Hence, correlation factor is

$$\left|M\right|=\left|\frac{1}{\pi }\underset{0}{\overset{\pi }{\int }}\rho \left(\varphi \right)cos\varphi cos(\varphi +\theta )d\varphi +\frac{1}{\pi }\underset{\pi }{\overset{2\pi }{\int }}\rho \left(\varphi \right)cos\varphi cos(\varphi +\theta )d\varphi \right|=\left|cos\theta \right|.$$

Bell’s observable differs in our case from that calculated by Bell and does not contradict experiment data. Bell’s inequality is not violated in either classical or quantum cases of accounting for random fields, forces, and waves.

9. Conclusions

Contemporary physics, both classical and quantum, requires a notion of inertial reference frames.

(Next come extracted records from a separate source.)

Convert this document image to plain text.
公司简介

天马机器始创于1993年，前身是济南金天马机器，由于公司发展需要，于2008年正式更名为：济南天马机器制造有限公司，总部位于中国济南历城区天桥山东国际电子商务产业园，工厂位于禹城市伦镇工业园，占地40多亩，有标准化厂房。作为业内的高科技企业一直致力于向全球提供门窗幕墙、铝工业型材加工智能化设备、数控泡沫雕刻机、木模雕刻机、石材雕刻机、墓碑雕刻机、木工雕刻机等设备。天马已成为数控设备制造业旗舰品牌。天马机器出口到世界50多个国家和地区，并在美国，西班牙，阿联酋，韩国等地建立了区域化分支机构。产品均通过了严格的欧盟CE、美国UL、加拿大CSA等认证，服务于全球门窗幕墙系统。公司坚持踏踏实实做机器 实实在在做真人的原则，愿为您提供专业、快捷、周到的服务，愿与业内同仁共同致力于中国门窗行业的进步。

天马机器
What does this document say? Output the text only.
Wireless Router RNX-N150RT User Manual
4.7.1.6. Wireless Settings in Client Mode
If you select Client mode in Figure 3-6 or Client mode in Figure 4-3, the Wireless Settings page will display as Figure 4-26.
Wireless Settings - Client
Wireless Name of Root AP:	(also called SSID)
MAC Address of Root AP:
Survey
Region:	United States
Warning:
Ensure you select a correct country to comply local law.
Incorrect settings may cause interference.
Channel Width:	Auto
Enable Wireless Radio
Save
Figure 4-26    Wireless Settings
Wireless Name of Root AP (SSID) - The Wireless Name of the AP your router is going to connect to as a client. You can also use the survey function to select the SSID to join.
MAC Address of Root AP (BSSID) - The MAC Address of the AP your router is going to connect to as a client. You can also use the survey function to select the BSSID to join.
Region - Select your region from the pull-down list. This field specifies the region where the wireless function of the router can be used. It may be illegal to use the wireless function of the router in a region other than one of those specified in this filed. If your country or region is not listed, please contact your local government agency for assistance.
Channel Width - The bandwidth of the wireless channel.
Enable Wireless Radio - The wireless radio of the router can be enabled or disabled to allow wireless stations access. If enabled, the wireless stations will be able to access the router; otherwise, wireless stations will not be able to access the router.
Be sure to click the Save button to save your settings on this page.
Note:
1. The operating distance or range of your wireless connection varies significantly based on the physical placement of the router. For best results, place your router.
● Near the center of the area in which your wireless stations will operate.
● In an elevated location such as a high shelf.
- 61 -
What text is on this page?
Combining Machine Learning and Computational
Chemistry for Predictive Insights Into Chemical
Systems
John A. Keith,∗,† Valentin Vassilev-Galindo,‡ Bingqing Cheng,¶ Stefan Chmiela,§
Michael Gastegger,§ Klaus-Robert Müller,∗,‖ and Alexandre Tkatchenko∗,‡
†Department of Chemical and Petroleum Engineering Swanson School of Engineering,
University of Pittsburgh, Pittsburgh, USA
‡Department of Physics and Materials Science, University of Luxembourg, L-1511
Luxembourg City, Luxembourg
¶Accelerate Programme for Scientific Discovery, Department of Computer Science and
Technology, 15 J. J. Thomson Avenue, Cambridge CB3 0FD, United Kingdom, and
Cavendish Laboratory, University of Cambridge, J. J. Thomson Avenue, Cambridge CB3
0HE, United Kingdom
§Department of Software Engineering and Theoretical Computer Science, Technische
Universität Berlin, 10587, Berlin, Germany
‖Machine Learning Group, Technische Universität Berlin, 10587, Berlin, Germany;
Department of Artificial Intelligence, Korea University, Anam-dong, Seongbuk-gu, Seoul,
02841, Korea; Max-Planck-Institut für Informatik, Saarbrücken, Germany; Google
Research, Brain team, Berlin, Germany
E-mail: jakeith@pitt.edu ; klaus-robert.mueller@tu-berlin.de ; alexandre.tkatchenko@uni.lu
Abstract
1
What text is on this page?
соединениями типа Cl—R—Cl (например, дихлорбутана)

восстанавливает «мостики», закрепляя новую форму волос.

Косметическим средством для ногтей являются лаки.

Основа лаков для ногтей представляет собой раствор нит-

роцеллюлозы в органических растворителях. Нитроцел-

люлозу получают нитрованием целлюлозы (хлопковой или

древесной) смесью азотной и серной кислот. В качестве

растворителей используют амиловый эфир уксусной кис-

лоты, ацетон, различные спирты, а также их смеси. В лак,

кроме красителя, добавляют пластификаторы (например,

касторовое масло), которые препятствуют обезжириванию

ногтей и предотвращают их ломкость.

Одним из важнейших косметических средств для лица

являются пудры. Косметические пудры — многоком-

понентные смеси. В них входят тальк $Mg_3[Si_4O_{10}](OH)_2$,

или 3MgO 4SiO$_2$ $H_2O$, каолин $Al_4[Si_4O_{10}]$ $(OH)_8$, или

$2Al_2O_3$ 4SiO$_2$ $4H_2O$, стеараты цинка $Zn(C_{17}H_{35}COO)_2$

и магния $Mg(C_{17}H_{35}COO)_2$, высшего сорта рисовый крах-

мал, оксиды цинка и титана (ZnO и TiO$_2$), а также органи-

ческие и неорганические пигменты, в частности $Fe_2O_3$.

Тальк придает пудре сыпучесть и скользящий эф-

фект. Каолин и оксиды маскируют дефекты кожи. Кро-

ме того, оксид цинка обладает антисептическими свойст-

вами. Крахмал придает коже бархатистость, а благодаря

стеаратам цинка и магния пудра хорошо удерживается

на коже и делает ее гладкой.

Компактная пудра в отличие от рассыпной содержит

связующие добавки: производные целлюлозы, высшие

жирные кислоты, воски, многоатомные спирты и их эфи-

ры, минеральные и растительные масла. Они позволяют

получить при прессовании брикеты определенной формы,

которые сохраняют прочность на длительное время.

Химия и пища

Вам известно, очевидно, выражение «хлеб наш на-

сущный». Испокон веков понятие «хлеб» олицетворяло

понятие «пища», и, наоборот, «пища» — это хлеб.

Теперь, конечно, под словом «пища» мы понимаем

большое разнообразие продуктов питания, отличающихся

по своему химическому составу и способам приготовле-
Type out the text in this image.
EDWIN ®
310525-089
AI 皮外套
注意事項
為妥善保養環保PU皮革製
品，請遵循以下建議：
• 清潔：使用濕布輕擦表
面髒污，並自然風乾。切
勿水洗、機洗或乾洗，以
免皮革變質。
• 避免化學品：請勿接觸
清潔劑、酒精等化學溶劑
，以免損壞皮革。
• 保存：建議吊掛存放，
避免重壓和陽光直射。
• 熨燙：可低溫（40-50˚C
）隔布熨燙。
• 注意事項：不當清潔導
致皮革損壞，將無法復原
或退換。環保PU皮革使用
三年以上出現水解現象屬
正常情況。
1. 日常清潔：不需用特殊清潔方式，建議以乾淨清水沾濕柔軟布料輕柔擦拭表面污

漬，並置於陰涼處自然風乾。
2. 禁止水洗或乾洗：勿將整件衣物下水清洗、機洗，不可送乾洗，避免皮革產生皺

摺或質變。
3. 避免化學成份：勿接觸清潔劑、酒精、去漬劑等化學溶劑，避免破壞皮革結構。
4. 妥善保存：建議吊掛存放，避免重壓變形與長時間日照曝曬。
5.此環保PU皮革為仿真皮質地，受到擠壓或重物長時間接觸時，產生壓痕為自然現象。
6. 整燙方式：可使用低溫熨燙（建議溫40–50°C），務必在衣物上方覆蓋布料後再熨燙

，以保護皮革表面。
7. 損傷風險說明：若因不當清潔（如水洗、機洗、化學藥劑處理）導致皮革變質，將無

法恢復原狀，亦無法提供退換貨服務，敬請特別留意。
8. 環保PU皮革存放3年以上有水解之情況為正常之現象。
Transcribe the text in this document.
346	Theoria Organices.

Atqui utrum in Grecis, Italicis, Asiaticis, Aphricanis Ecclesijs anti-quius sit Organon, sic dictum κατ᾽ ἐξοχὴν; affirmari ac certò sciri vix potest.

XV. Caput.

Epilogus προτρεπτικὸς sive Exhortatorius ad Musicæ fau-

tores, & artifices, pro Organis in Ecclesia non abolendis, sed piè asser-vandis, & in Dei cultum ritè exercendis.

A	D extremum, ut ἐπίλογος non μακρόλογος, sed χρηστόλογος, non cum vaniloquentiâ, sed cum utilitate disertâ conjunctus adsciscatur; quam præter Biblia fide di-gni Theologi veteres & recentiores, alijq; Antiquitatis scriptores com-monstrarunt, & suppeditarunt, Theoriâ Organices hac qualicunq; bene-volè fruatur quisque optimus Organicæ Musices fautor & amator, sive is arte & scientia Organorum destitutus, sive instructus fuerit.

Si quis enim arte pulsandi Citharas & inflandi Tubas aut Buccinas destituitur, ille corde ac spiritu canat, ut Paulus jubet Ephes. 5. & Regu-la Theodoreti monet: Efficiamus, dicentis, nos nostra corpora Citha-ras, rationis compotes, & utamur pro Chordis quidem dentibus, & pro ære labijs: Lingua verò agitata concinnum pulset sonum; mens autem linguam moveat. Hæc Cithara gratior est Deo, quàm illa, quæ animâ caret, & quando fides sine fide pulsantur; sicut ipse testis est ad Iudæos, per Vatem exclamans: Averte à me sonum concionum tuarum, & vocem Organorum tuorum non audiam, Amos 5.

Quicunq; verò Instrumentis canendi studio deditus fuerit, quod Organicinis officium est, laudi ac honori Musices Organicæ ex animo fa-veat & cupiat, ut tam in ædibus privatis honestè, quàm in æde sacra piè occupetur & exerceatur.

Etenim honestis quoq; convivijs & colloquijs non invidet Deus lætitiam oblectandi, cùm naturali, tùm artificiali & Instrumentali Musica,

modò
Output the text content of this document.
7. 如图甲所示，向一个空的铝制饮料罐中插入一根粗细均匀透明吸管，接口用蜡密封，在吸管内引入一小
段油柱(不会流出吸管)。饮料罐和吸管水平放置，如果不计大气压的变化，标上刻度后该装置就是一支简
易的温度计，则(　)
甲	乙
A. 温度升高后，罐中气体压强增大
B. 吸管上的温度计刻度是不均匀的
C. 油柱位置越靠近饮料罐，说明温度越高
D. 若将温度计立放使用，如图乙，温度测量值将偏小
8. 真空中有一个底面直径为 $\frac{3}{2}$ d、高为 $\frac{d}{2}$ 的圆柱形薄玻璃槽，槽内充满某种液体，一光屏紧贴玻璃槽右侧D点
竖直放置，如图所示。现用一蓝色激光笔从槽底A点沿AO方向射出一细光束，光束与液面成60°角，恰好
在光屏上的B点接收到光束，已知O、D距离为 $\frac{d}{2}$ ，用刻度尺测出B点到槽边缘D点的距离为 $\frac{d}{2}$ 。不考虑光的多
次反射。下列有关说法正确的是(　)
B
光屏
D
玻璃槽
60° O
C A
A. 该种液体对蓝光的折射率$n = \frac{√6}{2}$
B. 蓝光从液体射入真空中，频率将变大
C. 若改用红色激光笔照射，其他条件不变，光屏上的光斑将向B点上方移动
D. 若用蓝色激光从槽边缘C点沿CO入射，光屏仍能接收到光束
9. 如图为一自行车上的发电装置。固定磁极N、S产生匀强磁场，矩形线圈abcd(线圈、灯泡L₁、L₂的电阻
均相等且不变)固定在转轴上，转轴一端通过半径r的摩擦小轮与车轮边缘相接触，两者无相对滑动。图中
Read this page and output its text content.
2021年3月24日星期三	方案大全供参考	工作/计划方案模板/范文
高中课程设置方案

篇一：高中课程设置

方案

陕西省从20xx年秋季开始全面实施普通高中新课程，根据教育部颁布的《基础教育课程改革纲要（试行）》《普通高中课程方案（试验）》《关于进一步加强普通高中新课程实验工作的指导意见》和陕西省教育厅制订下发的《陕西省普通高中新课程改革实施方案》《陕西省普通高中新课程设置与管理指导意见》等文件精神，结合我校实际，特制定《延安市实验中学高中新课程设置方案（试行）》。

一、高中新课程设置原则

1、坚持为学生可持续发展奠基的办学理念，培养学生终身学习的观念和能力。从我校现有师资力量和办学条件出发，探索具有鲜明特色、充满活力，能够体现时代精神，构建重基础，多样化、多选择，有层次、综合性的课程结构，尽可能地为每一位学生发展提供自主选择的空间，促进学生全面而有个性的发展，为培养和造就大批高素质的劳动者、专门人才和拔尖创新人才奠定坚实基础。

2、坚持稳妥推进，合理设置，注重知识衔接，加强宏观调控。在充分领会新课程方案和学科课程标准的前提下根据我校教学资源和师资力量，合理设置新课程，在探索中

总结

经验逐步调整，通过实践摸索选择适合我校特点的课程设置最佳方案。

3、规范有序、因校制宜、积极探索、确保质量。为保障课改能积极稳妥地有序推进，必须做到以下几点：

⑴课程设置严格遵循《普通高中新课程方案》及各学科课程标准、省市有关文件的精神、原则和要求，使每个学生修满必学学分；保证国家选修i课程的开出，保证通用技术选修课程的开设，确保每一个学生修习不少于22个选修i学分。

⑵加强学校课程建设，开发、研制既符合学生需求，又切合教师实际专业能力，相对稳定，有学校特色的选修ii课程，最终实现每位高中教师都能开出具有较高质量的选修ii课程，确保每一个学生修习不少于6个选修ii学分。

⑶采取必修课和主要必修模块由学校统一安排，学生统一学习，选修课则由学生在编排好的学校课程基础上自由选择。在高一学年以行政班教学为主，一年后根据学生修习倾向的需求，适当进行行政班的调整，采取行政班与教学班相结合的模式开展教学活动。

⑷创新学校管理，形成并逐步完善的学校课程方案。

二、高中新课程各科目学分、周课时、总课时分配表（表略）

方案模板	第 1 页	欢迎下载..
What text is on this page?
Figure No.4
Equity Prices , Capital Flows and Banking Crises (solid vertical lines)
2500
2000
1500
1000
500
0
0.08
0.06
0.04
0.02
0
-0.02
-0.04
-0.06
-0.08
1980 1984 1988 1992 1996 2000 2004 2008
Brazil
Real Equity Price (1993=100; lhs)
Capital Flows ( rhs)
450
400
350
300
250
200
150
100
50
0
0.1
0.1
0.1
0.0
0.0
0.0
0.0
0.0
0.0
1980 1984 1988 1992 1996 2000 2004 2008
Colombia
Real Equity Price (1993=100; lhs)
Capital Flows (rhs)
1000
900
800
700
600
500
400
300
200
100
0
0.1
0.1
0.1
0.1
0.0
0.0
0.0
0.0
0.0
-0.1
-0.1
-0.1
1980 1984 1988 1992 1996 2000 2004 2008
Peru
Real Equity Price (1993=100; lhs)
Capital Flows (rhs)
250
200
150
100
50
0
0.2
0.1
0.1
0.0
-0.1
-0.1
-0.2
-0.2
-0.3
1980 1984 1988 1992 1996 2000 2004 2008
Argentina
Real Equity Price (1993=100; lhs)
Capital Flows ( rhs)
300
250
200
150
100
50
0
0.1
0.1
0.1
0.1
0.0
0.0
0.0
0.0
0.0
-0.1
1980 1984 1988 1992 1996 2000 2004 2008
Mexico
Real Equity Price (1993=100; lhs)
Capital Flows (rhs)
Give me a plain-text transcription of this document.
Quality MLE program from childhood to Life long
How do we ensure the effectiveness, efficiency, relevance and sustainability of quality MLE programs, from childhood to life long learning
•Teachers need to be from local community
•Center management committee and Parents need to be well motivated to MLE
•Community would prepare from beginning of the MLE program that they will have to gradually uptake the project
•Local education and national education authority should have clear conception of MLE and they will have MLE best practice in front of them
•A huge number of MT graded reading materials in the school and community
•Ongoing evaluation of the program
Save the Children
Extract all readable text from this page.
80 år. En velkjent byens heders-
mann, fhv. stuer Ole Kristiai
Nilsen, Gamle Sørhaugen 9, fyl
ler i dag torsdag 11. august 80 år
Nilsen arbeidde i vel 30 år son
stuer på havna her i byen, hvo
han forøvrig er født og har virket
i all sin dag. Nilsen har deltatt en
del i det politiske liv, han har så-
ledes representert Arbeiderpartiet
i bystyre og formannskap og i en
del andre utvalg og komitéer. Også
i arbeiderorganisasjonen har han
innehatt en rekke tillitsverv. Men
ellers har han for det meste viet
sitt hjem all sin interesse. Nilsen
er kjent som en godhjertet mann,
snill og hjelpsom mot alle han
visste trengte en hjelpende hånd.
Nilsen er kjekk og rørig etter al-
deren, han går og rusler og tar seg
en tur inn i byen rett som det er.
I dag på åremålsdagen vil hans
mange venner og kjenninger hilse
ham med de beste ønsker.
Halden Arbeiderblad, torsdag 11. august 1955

However, to find a physical inertial frame in a reality where there always exist random weak forces, we suggest a description of the motion in noninertial reference frames by means of inclusion of higher time derivatives. They may play the role of nonlocal hidden variables in a more general description, and can be named noninertial mechanics, complementing both classical and quantum mechanics. In inertial reference frames, the derivatives of Lagrange function $L=L(q,\dot{q})$ with respect to time, coordinate, and angle are not equal to zero. This means a violation of conservation laws and symmetries in noninertial reference frames. To preserve the symmetries in noninertial reference frames, one may use generalized Lagrange function $L=L(q,\dot{q},\ddot{q},\dots ,q^{\left(n\right)},\dots )$. Then, conservation laws are satisfied for energy, momentum, and angular momentum that not only depend on coordinates and velocity, but also on acceleration and high time derivatives of coordinates. The dynamics of mechanical systems in noninertial reference frames can be described by differential equations above the second. In this particular case, for example, when using a third-order differential equation by the method of variable replacement, it can be represented by two second-order equations. In the general case, noninertial dynamics can be described by high order differential equations. From the principle of equivalence, it follows that the gravitational force also has to be represented as a series. The corresponding metric is called the dark metric. The dark metric describes gravitational interaction with additional terms that lead to the description of observable effects of dark matter and dark energy. This means that the correct calculation using the dark metric leads to an abandonment of notions of dark matter and dark energy. The correctness of the results presented in this work was confirmed by comparative analysis of the use of the results of mechanics of high-order derivatives and experiment results of Bell’s observables.